Now the invention will be described by referring to the following example, which is simply illustrative and not limitative of the present invention.
EXAMPLE
A uniaxially stretched polyvinylidene fluoride film having a thickness of about 56 microns was immersed in a 1 percent chloroform-acetone (5:5) solution of Epon No. 828 (an epoxy resin produced by the Shell Chemical Corp.) and Versamid 115 (a curing agent produced by the Dai-ichi General K.K. Co.) in a ratio of 4:6 and dried at room termperature to provide the undercoated film of 62 microns in thickness. Thereafter, aluminum was vacuum-deposited on the under-coat under a reduced pressure of 10 - 5 mm.Hg. The thickness of the aluminum coated thus formed was about 700 A.

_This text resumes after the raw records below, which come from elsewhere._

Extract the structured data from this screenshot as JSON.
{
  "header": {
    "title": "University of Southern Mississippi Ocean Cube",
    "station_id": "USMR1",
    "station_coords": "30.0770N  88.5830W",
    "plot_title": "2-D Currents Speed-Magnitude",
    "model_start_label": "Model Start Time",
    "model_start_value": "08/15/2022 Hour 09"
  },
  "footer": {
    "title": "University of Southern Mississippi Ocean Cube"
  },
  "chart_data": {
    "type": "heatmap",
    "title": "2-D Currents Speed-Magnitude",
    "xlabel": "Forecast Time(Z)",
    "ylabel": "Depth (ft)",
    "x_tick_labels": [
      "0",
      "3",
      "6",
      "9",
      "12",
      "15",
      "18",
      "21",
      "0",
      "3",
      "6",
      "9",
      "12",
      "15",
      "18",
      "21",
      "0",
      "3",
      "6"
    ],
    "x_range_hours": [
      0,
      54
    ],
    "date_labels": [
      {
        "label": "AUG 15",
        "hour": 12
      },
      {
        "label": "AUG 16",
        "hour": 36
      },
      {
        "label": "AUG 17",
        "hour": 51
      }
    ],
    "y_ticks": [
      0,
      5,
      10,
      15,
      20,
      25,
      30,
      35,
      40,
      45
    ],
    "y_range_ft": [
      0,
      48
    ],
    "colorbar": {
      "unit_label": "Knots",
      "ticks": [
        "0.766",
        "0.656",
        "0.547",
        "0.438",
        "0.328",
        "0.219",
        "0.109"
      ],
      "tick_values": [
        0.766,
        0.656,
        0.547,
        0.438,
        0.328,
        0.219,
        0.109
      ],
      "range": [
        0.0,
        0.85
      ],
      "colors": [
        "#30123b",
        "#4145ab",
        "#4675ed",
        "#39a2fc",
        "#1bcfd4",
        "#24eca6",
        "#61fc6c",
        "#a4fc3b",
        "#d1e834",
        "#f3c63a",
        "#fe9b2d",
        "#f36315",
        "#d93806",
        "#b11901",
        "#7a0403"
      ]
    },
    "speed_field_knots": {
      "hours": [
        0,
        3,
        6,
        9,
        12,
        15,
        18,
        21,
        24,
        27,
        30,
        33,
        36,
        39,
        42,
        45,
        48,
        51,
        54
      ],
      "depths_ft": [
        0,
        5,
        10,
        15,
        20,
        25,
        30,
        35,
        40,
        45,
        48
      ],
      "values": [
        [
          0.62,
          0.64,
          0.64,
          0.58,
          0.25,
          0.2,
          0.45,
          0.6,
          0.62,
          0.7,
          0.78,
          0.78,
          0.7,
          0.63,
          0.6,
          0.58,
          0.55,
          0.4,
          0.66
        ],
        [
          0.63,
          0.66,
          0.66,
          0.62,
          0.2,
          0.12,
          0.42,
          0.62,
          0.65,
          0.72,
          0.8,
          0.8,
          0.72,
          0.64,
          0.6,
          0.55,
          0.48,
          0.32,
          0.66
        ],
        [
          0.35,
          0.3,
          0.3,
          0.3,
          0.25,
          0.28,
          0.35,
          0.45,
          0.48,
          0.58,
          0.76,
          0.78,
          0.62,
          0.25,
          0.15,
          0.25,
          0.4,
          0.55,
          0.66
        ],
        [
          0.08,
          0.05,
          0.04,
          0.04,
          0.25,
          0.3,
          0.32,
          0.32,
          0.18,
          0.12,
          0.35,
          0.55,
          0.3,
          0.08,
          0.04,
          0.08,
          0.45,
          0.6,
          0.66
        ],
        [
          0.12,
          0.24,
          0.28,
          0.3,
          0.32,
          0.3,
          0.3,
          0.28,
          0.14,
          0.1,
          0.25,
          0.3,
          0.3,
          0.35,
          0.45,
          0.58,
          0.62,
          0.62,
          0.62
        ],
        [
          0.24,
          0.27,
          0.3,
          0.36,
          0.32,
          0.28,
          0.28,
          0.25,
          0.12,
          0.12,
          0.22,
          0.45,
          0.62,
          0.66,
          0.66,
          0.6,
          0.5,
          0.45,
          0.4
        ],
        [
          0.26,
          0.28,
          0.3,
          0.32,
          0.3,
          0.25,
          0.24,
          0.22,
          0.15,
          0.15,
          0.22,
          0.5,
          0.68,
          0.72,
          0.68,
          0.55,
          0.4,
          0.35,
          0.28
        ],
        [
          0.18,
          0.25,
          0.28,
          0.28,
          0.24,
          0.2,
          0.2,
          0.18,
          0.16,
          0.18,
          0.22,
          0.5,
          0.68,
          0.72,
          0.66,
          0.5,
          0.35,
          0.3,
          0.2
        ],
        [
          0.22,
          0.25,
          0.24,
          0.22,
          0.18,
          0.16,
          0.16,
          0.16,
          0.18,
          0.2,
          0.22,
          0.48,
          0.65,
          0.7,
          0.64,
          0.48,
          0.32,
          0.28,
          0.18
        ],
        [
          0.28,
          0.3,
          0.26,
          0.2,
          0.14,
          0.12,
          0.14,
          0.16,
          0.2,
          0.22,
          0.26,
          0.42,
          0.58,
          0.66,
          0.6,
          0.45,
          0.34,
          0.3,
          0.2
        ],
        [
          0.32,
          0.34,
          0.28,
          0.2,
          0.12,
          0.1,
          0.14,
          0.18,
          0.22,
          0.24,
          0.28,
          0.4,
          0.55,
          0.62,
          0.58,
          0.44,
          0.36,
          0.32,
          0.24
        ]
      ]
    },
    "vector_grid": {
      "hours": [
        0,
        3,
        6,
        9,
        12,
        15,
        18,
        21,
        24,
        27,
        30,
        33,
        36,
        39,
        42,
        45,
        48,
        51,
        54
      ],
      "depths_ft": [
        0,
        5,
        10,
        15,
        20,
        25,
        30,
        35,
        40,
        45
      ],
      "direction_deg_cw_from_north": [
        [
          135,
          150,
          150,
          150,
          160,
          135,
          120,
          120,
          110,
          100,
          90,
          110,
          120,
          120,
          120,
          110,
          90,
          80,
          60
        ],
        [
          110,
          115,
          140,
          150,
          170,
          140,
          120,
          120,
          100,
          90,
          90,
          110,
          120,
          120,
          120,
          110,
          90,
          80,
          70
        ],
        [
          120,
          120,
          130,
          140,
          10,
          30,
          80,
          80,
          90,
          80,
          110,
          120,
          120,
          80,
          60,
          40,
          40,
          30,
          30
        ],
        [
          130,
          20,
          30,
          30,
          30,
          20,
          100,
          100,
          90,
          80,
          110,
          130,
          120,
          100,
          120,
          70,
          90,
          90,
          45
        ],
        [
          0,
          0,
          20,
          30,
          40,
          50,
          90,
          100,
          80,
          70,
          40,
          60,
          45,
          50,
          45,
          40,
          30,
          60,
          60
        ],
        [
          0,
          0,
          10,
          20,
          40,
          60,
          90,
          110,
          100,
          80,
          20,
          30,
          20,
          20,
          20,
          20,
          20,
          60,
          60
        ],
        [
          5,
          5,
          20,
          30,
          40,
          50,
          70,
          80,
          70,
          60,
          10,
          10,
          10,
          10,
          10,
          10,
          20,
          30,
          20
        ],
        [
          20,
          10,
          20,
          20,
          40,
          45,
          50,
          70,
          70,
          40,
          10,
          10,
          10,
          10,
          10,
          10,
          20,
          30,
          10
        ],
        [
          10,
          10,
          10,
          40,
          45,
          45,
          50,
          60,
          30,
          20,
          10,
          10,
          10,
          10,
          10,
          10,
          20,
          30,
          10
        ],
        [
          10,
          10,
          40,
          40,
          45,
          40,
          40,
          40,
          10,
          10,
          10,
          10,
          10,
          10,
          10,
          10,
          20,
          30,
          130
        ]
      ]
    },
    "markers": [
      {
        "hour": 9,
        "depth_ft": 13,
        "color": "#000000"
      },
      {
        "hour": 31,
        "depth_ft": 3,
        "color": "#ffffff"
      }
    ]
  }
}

When a stripping test by means of adhesive tape was applied to the vacuum-coated aluminum coating, no stripping of the aluminum coating was observed. On the other hand, when aluminum was vacuum-deposited on the surface of the polyvinylidene fluoride film directly or after subjecting the surface thereof to corona discharging, the aluminum coating was readily stripped off by the stripping test with the adhesive tape.
Each of the three kinds of the coated films prepared above were subjected to a polarization treatment using the aluminum coatings as the electrodes at 90°C. while applying a D.C. potential of 700 KV/cm. The piezoelectric constant of the piezoelectric elements obtained was 7.l × 10 -7 cgs. esu. In each case, that is, the piezoelectric element of this invention having the under coat was not inferior in the piezoelectricity to those having no under coat.
When the piezoelectric element of this invention prepared above was used as a piezoelectric element for a pick up for a record player and the pick up was used for record playing for longer than 1,000 hours, no deterioration in sound and shape was observed. On the other hand, when the comparison piezoelectric element having no undercoat was used, the sensitivity thereof was reduced within a few tens of hours and when it was used for 100 hours, the aluminum coating was totally stripped off.
Although the present invention has been adequately described in the foregoing specification and example included therein, it is readily apparent that various changes and modifications can be made without departing from the spirit and scope thereof.